I fell in love with the sweltering Jordan Valley and all its flies during my time in the West Bank. I’m not the only one though… Israel wants it too.
The Jordan Valley is the only remaining connective tissue between the cut-up, isolated Palestinian villages surrounded by illegal Israeli settlements. It is considered the food basket of the land.
The West Bank (where the Jordan Valley is) was previously occupied by the British and by Jordan, and before them by others, but during those times, the Palestinians could cultivate fruit and vegetables and roam their sheep and goat on their fertile land. Under Israeli occupation, this is no longer the case.
Since the Nakba (Arabic for “The Catastrophe”) in 1948 and the 1967 war, life has become increasingly unbearable for Palestinians.
Israel denies the right of the Palestinians to make a living and systematically tries to remove them by forced evacuation.

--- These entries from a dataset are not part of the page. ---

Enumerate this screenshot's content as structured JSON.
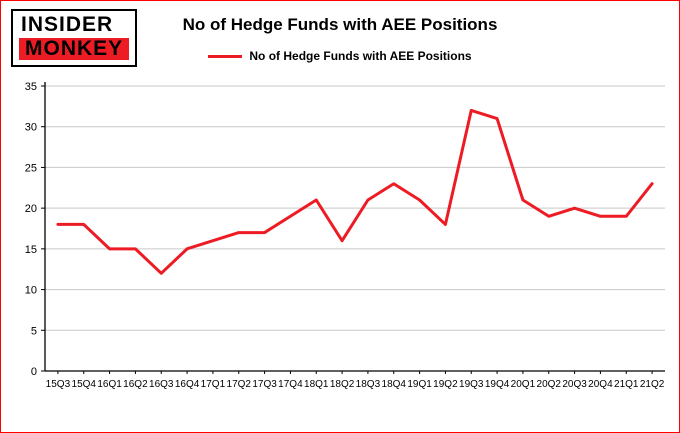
{
  "header": {
    "logo_line1": "INSIDER",
    "logo_line2": "MONKEY",
    "title": "No of Hedge Funds with AEE Positions",
    "legend_label": "No of Hedge Funds with AEE Positions"
  },
  "colors": {
    "accent": "#ed1c24",
    "grid": "#c9c9c9",
    "axis": "#000000",
    "border": "#ff0000",
    "text": "#000000"
  },
  "chart_data": {
    "type": "line",
    "title": "No of Hedge Funds with AEE Positions",
    "legend": "No of Hedge Funds with AEE Positions",
    "legend_position": "top-center",
    "grid": true,
    "xlabel": "",
    "ylabel": "",
    "ylim": [
      0,
      35
    ],
    "yticks": [
      0,
      5,
      10,
      15,
      20,
      25,
      30,
      35
    ],
    "line_color": "#ed1c24",
    "categories": [
      "15Q3",
      "15Q4",
      "16Q1",
      "16Q2",
      "16Q3",
      "16Q4",
      "17Q1",
      "17Q2",
      "17Q3",
      "17Q4",
      "18Q1",
      "18Q2",
      "18Q3",
      "18Q4",
      "19Q1",
      "19Q2",
      "19Q3",
      "19Q4",
      "20Q1",
      "20Q2",
      "20Q3",
      "20Q4",
      "21Q1",
      "21Q2"
    ],
    "values": [
      18,
      18,
      15,
      15,
      12,
      15,
      16,
      17,
      17,
      19,
      21,
      16,
      21,
      23,
      21,
      18,
      32,
      31,
      21,
      19,
      20,
      19,
      19,
      23
    ]
  }
}
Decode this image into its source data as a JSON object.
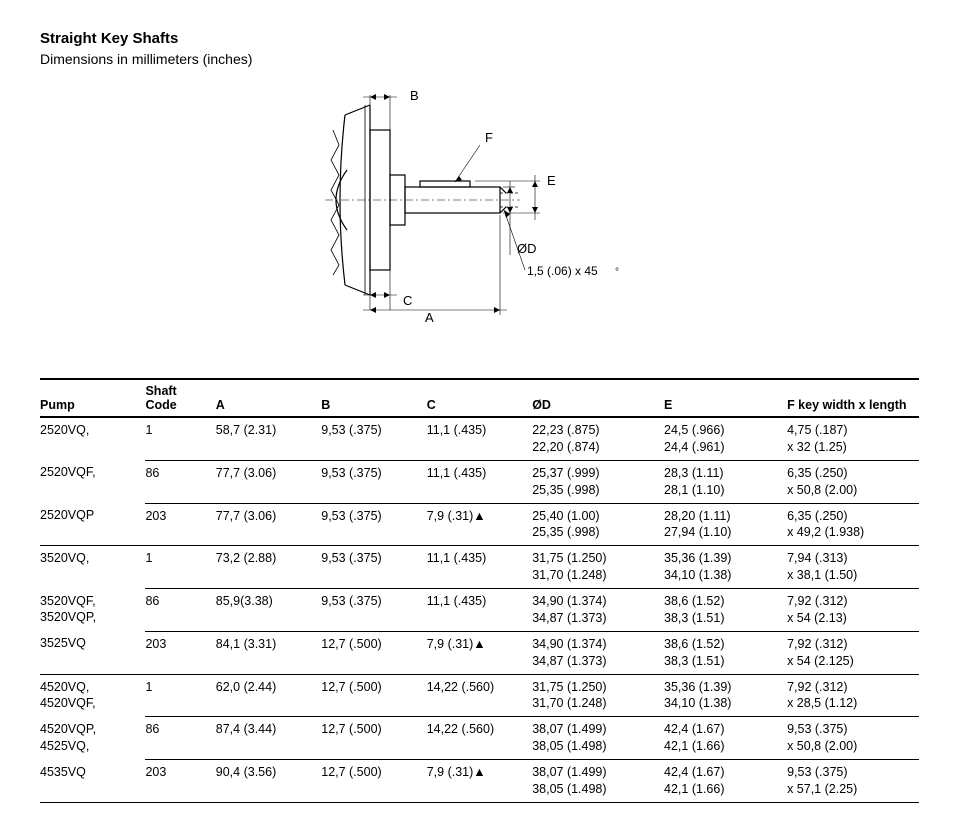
{
  "header": {
    "title": "Straight Key Shafts",
    "subtitle": "Dimensions in millimeters (inches)"
  },
  "diagram": {
    "labels": {
      "A": "A",
      "B": "B",
      "C": "C",
      "D": "ØD",
      "E": "E",
      "F": "F"
    },
    "chamfer_note": "1,5 (.06) x 45",
    "deg_symbol": "°",
    "stroke_color": "#000000",
    "stroke_width": 1.2
  },
  "table": {
    "columns": {
      "pump": "Pump",
      "code": "Shaft Code",
      "A": "A",
      "B": "B",
      "C": "C",
      "D": "ØD",
      "E": "E",
      "F": "F key width x length"
    },
    "rows": [
      {
        "pump": "2520VQ,",
        "code": "1",
        "A": "58,7 (2.31)",
        "B": "9,53 (.375)",
        "C": "11,1 (.435)",
        "D": "22,23 (.875)\n22,20 (.874)",
        "E": "24,5 (.966)\n24,4 (.961)",
        "F": "4,75 (.187)\nx 32 (1.25)",
        "sub_end": true,
        "pump_no_bottom": true
      },
      {
        "pump": "2520VQF,",
        "code": "86",
        "A": "77,7 (3.06)",
        "B": "9,53 (.375)",
        "C": "11,1 (.435)",
        "D": "25,37 (.999)\n25,35 (.998)",
        "E": "28,3 (1.11)\n28,1 (1.10)",
        "F": "6,35 (.250)\nx 50,8 (2.00)",
        "sub_end": true,
        "pump_no_bottom": true
      },
      {
        "pump": "2520VQP",
        "code": "203",
        "A": "77,7 (3.06)",
        "B": "9,53 (.375)",
        "C": "7,9 (.31)▲",
        "D": "25,40 (1.00)\n25,35 (.998)",
        "E": "28,20 (1.11)\n27,94 (1.10)",
        "F": "6,35 (.250)\nx 49,2 (1.938)",
        "group_end": true
      },
      {
        "pump": "3520VQ,",
        "code": "1",
        "A": "73,2 (2.88)",
        "B": "9,53 (.375)",
        "C": "11,1 (.435)",
        "D": "31,75 (1.250)\n31,70 (1.248)",
        "E": "35,36 (1.39)\n34,10 (1.38)",
        "F": "7,94 (.313)\nx 38,1 (1.50)",
        "sub_end": true,
        "pump_no_bottom": true
      },
      {
        "pump": "3520VQF,\n3520VQP,",
        "code": "86",
        "A": "85,9(3.38)",
        "B": "9,53 (.375)",
        "C": "11,1 (.435)",
        "D": "34,90 (1.374)\n34,87 (1.373)",
        "E": "38,6 (1.52)\n38,3 (1.51)",
        "F": "7,92 (.312)\nx 54 (2.13)",
        "sub_end": true,
        "pump_no_bottom": true
      },
      {
        "pump": "3525VQ",
        "code": "203",
        "A": "84,1 (3.31)",
        "B": "12,7 (.500)",
        "C": "7,9 (.31)▲",
        "D": "34,90 (1.374)\n34,87 (1.373)",
        "E": "38,6 (1.52)\n38,3 (1.51)",
        "F": "7,92 (.312)\nx 54 (2.125)",
        "group_end": true
      },
      {
        "pump": "4520VQ,\n4520VQF,",
        "code": "1",
        "A": "62,0 (2.44)",
        "B": "12,7 (.500)",
        "C": "14,22 (.560)",
        "D": "31,75 (1.250)\n31,70 (1.248)",
        "E": "35,36 (1.39)\n34,10 (1.38)",
        "F": "7,92 (.312)\nx 28,5 (1.12)",
        "sub_end": true,
        "pump_no_bottom": true
      },
      {
        "pump": "4520VQP,\n4525VQ,",
        "code": "86",
        "A": "87,4 (3.44)",
        "B": "12,7 (.500)",
        "C": "14,22 (.560)",
        "D": "38,07 (1.499)\n38,05 (1.498)",
        "E": "42,4 (1.67)\n42,1 (1.66)",
        "F": "9,53 (.375)\nx 50,8 (2.00)",
        "sub_end": true,
        "pump_no_bottom": true
      },
      {
        "pump": "4535VQ",
        "code": "203",
        "A": "90,4 (3.56)",
        "B": "12,7 (.500)",
        "C": "7,9 (.31)▲",
        "D": "38,07 (1.499)\n38,05 (1.498)",
        "E": "42,4 (1.67)\n42,1 (1.66)",
        "F": "9,53 (.375)\nx 57,1 (2.25)",
        "group_end": true
      }
    ]
  }
}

The photo above shows an Israeli sign to keep Palestinians from their own land.
In violation of the Geneva Convention, Israel as the occupier uses the occupied Palestinian land for Israel’s economic benefit – and more specifically, for produce they export with labels calling it “Produce of Israel”:
Israel breaches applicable international law by severe water restrictions, demolitions of buildings (mosques, houses, schools, animal shelters, etc.) and the confiscation of Palestinian land.
(this photo by EA Eduardo Minossi de Oliveira from Brazil)
They use these measures to take land away from the Palestinians – supposedly for “military reasons”, but actually to cultivate that land with water they also take from the Palestinians.
Pointing to the land his family used to own when he was a child, Ghassan explained that his family had been harassed by the IDF to the point where they had feared for their lives (their tent was blown up amongst other things). Eventually, after years of harassment, they were forced to choose between their lives and their land. So they chose to live. Today Ghassan is a taxi driver and he talks peace. The land is now used by the nearby Israeli settlement for agriculture.
In the Jordan Valley and Dead Sea area, about 10 000 Israeli settlers have the same amount of water allocated to every 833 000 Palestinians. This explains why the Israeli settlements’ gardens and fields are lush green while the Palestinians barely have enough for washing and drinking.

The stark difference between a Palestinian farm and an illegal Israeli settlement with lots of water.
Israeli wells and boreholes literally drain the Palestinian underground water sources. Palestinians wells may be up to 90m deep, whilst Israeli wells (that pump up Palestinian water for exclusive use by Israeli settlers) are 600m deep. Palestinians in the Jordan Valley (JV) have no electricity and have to use (expensive) gasoline to pump water. Israeli settlers, in turn, use subsidised electricity to power their modern water infrastructure:
My EA team member Emma Idestrand (from Sweden) and I accompanied a Finish film crew who were shooting footage for two films – one on the work of EAPPI and another on advocating for a boycott of illegal produce by Israeli settlers. We showed them how the Israelis benefit from the water in the Jordan Valley, and how little there is available to the Palestinians:
As most of the Jordan Valley is zoned as Area C and hence under full Israeli military control, the Palestinians may not even repair or upgrade their own equipment, so this is what it looks like:
As the film crew, Emma and I got into the minibus, Ghassan was still closing the back door of the vehicle on the film equipment. A car stopped next to us. Two people got out and immediately started to angrily harass Ghassan, asking him what he was doing there. Yes, they who live illegally in the West Bank, asked Ghassan, a legal and indigenous inhabitant, what he was doing on his own land.
Well, the film crew immediately wanted to film the incident, but we discouraged them as we knew that it would aggravate the situation, and possibly create more anger which the settlers may project onto other Palestinians. So we simply did what we were trained to do – we provided a protective presence. When Emma and I got out of the minibus, the sight of our EAPPI vests and our steadfast presence made them backtrack – albeit very noisily. Only then did I take a picture:
Somehow this situation reminded me or my own country’s history. And for that very reason, I have hope, for I know that this kind of attitude has changed for so many South Africans.
It made me reread the words of Cynthia Ngewu, one of the Gugulethu mothers whose children were killed by Apartheid Security Forces during our apartheid years:
This thing called reconciliation…if I am
understanding it correctly…if it means this
perpetrator, this man who has killed…
Christopher Piet, if it means he becomes
human again, this man, so that I, so that all
of us, get our humanity back…then I agree,
then I support it all.
(as recorded by Antjie Krog, a prominent Afrikaans poet who was a journalist during South Africa’s Truth and Reconciliation Process.)
I also realise that our process of reconciliation in South Africa, the one of finding our own humanity and those of others, is not finished. Not by far.